At last Tuesday’s Ravalli County Public Health Board meeting, City of Hamilton officials said they were hearing from people concerned that many in the community weren’t following COVID-19 guidelines, such as wearing face coverings and social distancing.
“We wanted to see as a city and government body, what we could do to help you,” Hamilton Council member Robin Pruitt said. “We want to do what we can to help the economy stay running, our schools stay running and our hospital stays healthy.”
During that meeting, Ravalli County Board of Health members and the county’s public health officer repeatedly said there were no plans to implement a county-wide mask mandate. Instead, they would continue to encourage residents to voluntarily follow the COVID-19 guidelines.
“We’re not looking at enforcing mandates,” said Health Board member Katie Scholl. “We are asking that people act responsibly so we don’t use up all the resources at the hospital. We also know that enforcement is virtually impossible here. We don’t have the resources.”

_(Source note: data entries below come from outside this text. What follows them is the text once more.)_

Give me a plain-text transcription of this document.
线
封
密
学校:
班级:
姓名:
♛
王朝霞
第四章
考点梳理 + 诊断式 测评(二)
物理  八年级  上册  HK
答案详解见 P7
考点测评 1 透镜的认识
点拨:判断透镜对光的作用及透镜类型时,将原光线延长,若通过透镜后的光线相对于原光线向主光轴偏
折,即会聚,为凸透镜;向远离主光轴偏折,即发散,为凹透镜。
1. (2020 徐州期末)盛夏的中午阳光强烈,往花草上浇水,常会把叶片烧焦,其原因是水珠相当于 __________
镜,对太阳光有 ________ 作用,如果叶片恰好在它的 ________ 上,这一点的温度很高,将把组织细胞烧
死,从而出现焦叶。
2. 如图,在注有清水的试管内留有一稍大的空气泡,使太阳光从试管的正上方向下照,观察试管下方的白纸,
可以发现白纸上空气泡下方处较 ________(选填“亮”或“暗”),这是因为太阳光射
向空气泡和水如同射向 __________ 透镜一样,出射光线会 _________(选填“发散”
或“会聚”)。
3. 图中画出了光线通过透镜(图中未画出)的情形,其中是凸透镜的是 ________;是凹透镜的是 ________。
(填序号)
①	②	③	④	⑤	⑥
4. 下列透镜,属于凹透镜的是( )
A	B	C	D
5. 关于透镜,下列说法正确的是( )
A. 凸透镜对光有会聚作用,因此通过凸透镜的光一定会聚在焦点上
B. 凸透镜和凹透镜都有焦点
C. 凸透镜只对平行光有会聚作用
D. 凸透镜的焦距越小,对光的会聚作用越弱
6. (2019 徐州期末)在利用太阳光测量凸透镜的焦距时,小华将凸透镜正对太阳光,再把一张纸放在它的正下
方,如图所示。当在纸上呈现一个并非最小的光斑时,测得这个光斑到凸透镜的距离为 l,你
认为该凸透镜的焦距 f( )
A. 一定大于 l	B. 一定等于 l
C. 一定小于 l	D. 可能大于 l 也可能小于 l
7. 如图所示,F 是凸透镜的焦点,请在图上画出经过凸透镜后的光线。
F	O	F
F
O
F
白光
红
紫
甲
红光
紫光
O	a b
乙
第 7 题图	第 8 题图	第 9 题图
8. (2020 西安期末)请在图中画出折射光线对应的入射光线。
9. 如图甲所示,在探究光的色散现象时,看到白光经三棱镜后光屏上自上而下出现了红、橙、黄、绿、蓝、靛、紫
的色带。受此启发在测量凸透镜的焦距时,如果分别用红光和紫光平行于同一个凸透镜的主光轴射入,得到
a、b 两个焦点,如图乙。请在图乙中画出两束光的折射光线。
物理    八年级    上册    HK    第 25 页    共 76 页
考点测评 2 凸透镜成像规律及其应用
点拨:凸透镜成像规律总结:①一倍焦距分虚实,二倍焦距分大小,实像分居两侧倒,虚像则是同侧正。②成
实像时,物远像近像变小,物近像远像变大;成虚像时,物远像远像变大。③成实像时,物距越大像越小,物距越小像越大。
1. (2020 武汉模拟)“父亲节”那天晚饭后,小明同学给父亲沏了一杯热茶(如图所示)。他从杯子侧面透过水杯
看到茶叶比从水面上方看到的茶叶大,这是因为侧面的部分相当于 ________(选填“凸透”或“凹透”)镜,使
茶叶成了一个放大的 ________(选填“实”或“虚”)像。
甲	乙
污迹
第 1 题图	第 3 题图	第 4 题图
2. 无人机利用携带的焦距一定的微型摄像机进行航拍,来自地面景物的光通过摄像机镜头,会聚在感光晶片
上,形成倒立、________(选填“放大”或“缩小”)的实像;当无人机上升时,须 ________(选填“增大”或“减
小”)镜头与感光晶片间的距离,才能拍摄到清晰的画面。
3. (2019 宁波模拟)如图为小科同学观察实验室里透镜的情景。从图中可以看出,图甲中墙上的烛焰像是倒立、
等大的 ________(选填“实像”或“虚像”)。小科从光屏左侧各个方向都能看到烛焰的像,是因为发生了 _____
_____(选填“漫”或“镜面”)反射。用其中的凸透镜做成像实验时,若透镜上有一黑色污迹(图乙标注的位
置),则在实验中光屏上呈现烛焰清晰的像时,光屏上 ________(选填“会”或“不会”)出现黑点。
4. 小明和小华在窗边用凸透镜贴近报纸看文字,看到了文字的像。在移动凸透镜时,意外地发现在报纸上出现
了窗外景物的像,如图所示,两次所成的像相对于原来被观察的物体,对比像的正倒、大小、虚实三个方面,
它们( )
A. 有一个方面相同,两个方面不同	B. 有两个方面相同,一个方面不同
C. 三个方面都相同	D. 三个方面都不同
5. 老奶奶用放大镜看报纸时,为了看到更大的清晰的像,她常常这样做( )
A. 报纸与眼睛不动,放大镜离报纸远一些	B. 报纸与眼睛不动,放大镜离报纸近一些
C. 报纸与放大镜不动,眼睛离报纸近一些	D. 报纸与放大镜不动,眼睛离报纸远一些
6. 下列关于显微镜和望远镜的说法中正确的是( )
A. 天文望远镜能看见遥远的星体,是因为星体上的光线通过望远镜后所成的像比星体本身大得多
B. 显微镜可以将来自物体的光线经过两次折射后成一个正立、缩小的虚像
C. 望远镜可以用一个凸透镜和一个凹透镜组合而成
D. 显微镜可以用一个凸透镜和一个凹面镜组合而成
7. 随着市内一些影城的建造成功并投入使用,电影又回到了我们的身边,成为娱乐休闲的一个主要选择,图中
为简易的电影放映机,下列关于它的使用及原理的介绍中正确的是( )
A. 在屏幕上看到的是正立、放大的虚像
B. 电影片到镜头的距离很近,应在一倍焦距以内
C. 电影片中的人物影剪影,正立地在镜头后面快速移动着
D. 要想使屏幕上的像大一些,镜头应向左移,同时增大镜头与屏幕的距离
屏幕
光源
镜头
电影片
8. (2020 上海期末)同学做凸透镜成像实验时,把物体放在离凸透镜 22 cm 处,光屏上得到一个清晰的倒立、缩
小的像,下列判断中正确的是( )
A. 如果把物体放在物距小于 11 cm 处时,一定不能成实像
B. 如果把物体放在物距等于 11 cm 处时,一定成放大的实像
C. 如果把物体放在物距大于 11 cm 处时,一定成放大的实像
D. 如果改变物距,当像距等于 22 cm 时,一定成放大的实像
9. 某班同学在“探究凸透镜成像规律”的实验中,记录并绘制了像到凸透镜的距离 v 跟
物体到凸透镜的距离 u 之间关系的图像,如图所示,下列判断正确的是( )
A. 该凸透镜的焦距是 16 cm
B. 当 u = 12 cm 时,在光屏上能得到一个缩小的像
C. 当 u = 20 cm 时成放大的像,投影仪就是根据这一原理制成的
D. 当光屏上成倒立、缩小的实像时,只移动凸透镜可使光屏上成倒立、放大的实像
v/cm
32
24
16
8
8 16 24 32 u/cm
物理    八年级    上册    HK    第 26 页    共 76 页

The people who attended the meeting remained skeptical of the board’s intentions and many offered their versions of “the truth” that included a variety of statistics from various sources, assertions the virus had been politicized and that the tests were inaccurate.

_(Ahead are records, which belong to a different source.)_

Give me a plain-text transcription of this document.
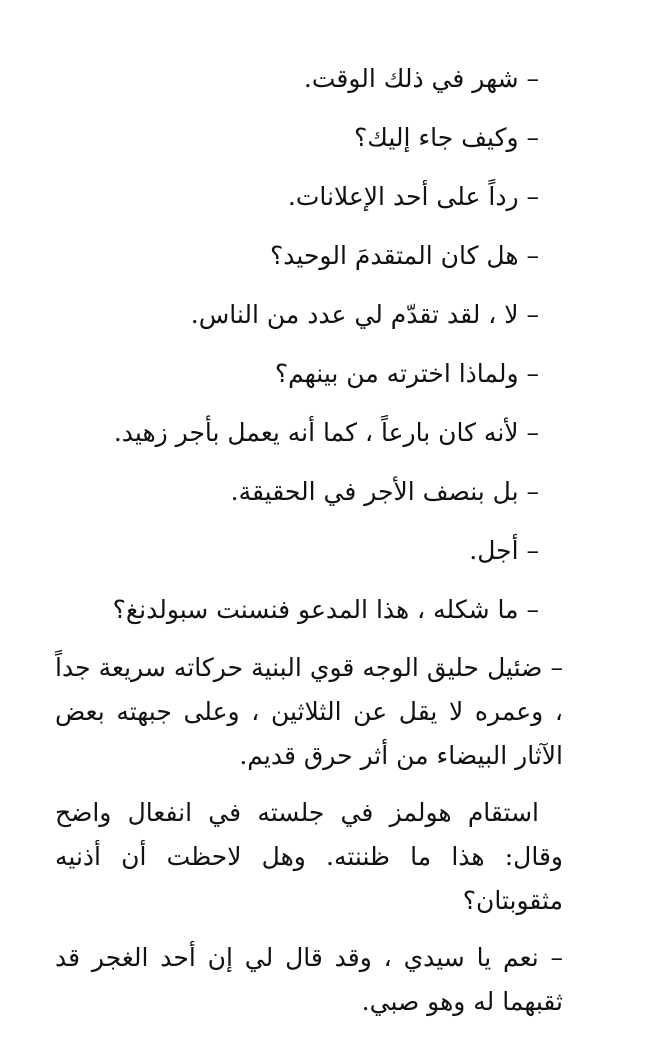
– شهر في ذلك الوقت.

– وكيف جاء إليك؟

– رداً على أحد الإعلانات.

– هل كان المتقدمَ الوحيد؟

– لا ، لقد تقدّم لي عدد من الناس.

– ولماذا اخترته من بينهم؟

– لأنه كان بارعاً ، كما أنه يعمل بأجر زهيد.

– بل بنصف الأجر في الحقيقة.

– أجل.

– ما شكله ، هذا المدعو فنسنت سبولدنغ؟

– ضئيل حليق الوجه قوي البنية حركاته سريعة جداً ، وعمره لا يقل عن الثلاثين ، وعلى جبهته بعض الآثار البيضاء من أثر حرق قديم.

استقام هولمز في جلسته في انفعال واضح وقال: هذا ما ظننته. وهل لاحظت أن أذنيه مثقوبتان؟

– نعم يا سيدي ، وقد قال لي إن أحد الغجر قد ثقبهما له وهو صبي.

Terri Lackey of Stevensville attacked contact tracing as an invasion of privacy, challenged the effectiveness of masks and said people should be allowed to get sick to build immunity to the virus.
Telling the board that she has so much common sense that “it oozes out of my ears,” Lackey said “old people in nursing homes, that’s what they usually do. They die. I’m not being insensitive. I lost my mom when I was six so don’t go there.”
“I don’t see bodies stacked up,” Lackey said. “I don’t see mortuaries building new buildings. I don’t know where in the world you’re getting all this fear from.”
She said people weren’t afraid of the virus and told the board that each of them has been put on notice.
“I don’t need you to tell me anything,” she said. “I got common sense, and so far I still got all my freedoms. So I’m going to go where I want to go. I’m going to stand next to who I want to stand next to. I’m going to choose whether or not to wear a mask, but you’re not going to tell me to wear one.”
Ravalli County Commissioner Jeff Burrows serves as the health board’s chairman. He is the only board member who doesn’t wear a mask.
“On a personal level, I’m not scared of the virus, but I also don’t get right into people’s faces either,” Burrows said. “While I don’t wear a mask, I don’t flaunt it. I don’t say come here and give me a hug.”
Burrows said he’s known personally eight to 10 people who have had COVID-19, and all had symptoms that were similar to having a cold or flu.
“I don’t want to discredit it because I know it hits everyone different,” he said. “So does the flu. In my mind, I think we might be seeing an overreaction, with the solution being worse than the problem.”
Small family-run businesses have suffered huge losses of revenue, and there is a potential for an increase of child abuse rates to climb with young people being out of school, Burrows said.
Burrows said the public’s input at last week’s meeting was a rehash of what the board has already heard.
“It was pretty much the same people saying the same thing over again,” he said.
Health board member Roger Dehaan told Hamilton officials the board doesn’t have a plan for how to address COVID-19 at this point.
“We’re just kind of letting this thing run its course,” he said. “Unfortunately, the most susceptible and those unwilling to be in an un-masked crowded situation are the ones being deprived of not being able to go to meetings or other social situations because other people are not willing to wear masks or social distance.”
“People don’t seem to be willing in Ravalli County to give up a little bit of freedom now in order to hopefully be able to open up with more freedoms later on,” Dehaan said.